|Photo of a scene from "Dancing with the Clown of Love" courtesy of Pat Mezzara|
We have come far over these last two years, working together, learning to trust each other, learning to create together, and learning to trust ourselves, and most especially our own voices. We are a group of a dozen or more women who came together in the name of solidarity with the struggle all women face with the disease called AIDS, and taught others who needed to know that stigmas are made to be broken. That life continues after diagnosis. That pain can be shared, lifted and released through the power of movement, voice, song, love and acceptance.
We cannot express all of the feelings of deep joy we feel when we see each and every one of us grow in creativity. We've witnessed women who have found their voices and are writing stories, songs and poems that fly in the face of the terror of this disease. Women whose very existence and thriving while living with the disease stand as living testament that fear can be conquered.
All of us who worked and performed at the recent event sponsored by State Senator Mark Leno in October came to a realization about how important our participation in this work--this theater project that is a living, breathing force for hope--is also so very crucial to the lives of others. Performing before a group of 200 high school women from the San Francisco Unified School District was a revelation for audience and performers.

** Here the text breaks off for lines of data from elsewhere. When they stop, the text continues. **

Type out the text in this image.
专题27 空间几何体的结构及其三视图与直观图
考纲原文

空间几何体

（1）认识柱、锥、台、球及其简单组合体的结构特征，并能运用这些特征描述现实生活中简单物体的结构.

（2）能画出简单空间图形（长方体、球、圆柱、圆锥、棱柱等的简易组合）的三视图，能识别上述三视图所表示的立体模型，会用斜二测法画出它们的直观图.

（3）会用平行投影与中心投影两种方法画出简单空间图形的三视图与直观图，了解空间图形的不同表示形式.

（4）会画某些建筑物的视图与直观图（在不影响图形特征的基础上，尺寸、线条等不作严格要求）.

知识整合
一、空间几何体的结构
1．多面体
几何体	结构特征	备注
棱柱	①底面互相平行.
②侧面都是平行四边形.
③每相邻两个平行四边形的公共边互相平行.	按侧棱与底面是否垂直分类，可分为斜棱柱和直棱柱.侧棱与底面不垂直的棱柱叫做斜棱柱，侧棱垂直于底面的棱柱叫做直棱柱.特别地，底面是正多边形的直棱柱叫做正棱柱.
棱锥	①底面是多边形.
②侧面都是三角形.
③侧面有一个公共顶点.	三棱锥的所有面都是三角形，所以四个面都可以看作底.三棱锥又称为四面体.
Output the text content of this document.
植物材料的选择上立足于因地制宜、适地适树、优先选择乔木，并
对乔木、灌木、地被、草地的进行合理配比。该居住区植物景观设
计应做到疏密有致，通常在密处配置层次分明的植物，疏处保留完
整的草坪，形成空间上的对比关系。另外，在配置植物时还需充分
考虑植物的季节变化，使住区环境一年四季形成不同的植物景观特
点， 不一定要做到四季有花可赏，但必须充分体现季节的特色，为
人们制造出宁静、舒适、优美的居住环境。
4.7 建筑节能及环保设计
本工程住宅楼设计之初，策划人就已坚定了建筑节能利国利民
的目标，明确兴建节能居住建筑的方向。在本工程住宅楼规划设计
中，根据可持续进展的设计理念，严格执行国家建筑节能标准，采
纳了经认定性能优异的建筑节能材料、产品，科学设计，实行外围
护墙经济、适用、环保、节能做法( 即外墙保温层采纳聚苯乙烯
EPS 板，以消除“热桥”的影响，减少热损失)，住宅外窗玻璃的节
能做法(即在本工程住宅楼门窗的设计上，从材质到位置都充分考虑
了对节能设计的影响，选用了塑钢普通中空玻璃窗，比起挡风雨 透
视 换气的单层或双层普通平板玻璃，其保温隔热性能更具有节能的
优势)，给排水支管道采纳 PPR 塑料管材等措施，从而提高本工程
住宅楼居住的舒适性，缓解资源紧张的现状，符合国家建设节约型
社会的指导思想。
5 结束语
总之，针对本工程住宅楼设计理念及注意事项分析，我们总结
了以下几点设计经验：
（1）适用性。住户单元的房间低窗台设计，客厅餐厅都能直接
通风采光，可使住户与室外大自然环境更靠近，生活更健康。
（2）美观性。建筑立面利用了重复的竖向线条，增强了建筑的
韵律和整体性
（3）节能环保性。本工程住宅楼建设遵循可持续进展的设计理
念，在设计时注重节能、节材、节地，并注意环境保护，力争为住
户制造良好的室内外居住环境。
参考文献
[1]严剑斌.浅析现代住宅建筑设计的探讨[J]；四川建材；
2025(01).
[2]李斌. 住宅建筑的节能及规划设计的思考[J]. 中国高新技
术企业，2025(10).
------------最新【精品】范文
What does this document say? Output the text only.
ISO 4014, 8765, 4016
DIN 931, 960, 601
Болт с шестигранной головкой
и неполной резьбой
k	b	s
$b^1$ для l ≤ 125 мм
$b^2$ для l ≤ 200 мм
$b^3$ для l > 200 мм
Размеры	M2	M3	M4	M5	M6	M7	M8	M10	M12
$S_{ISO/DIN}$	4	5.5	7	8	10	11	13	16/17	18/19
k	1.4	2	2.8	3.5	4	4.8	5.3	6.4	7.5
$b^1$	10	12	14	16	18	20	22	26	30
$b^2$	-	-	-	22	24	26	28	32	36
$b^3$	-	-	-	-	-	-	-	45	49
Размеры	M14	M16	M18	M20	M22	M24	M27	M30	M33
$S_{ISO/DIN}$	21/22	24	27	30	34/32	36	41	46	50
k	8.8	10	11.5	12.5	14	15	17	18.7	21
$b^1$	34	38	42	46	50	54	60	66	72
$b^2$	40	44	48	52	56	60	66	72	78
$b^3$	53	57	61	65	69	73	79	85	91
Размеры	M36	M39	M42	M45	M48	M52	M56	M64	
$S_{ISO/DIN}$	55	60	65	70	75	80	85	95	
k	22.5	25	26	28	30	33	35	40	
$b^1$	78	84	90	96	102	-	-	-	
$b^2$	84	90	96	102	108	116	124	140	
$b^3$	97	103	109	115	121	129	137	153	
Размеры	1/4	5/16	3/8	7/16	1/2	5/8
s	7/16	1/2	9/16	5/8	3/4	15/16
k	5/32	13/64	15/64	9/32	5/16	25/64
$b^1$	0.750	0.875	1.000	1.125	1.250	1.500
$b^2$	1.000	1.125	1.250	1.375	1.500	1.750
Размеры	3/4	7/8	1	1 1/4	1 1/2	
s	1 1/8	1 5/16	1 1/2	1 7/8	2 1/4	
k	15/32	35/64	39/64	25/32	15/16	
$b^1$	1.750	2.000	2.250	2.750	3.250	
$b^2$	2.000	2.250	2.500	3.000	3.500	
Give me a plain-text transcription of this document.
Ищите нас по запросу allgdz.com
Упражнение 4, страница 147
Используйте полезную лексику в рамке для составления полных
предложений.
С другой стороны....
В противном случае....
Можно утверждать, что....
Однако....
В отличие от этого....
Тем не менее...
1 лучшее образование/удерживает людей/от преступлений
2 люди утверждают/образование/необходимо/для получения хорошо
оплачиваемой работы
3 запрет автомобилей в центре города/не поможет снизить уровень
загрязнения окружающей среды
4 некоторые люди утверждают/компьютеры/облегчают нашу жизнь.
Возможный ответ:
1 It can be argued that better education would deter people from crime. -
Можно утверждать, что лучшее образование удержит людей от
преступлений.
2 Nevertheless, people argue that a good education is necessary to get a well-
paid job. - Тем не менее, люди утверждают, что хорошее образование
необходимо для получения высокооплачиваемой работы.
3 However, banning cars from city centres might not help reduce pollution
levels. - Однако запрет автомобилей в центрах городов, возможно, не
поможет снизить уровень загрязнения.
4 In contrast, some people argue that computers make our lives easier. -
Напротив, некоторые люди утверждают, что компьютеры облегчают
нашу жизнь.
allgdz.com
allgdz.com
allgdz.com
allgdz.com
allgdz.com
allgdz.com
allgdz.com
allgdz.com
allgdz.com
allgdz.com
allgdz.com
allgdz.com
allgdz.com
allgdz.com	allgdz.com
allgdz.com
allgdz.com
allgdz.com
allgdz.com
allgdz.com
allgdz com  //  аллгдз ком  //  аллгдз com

What was supposed to be a ten-minute Q & A after our twenty minute show was stretched to 45 minutes out of necessity. What started out to be an audience of sometimes distracted teenagers turned into a rapt audience wanting more. Tears were flowing, long-held secrets, pain and fear were opened, ready to be let go. To their great credit, young women exploring their sexual lives are extremely interested in finding out more about the risks of sexually-transmitted disease in this day and age. That we were there, along with our physician-consultant and collaborator Dr. Edward Machtinger from UCSF's Women's AIDS clinic was more than a great resource. Many of us felt afterwards that we conducted an intervention. Hopefully, just in time.
The realization that our voices matter, that our stories are not horrible secrets but truths that can liberate us and our audiences is what we came together for, and what we continue to do. We need to continue telling stories. We need to continue singing, praying, and dancing with the love of life, not the clown of love. We need each other to fight this disease and the stigma attached to it like an army. An army of poets and dreamers ready to engage.
So, to all the women of the Medea Project's HIV Women's Circle, we send this out to you with love and the deepest pride and joy. Happy holidays.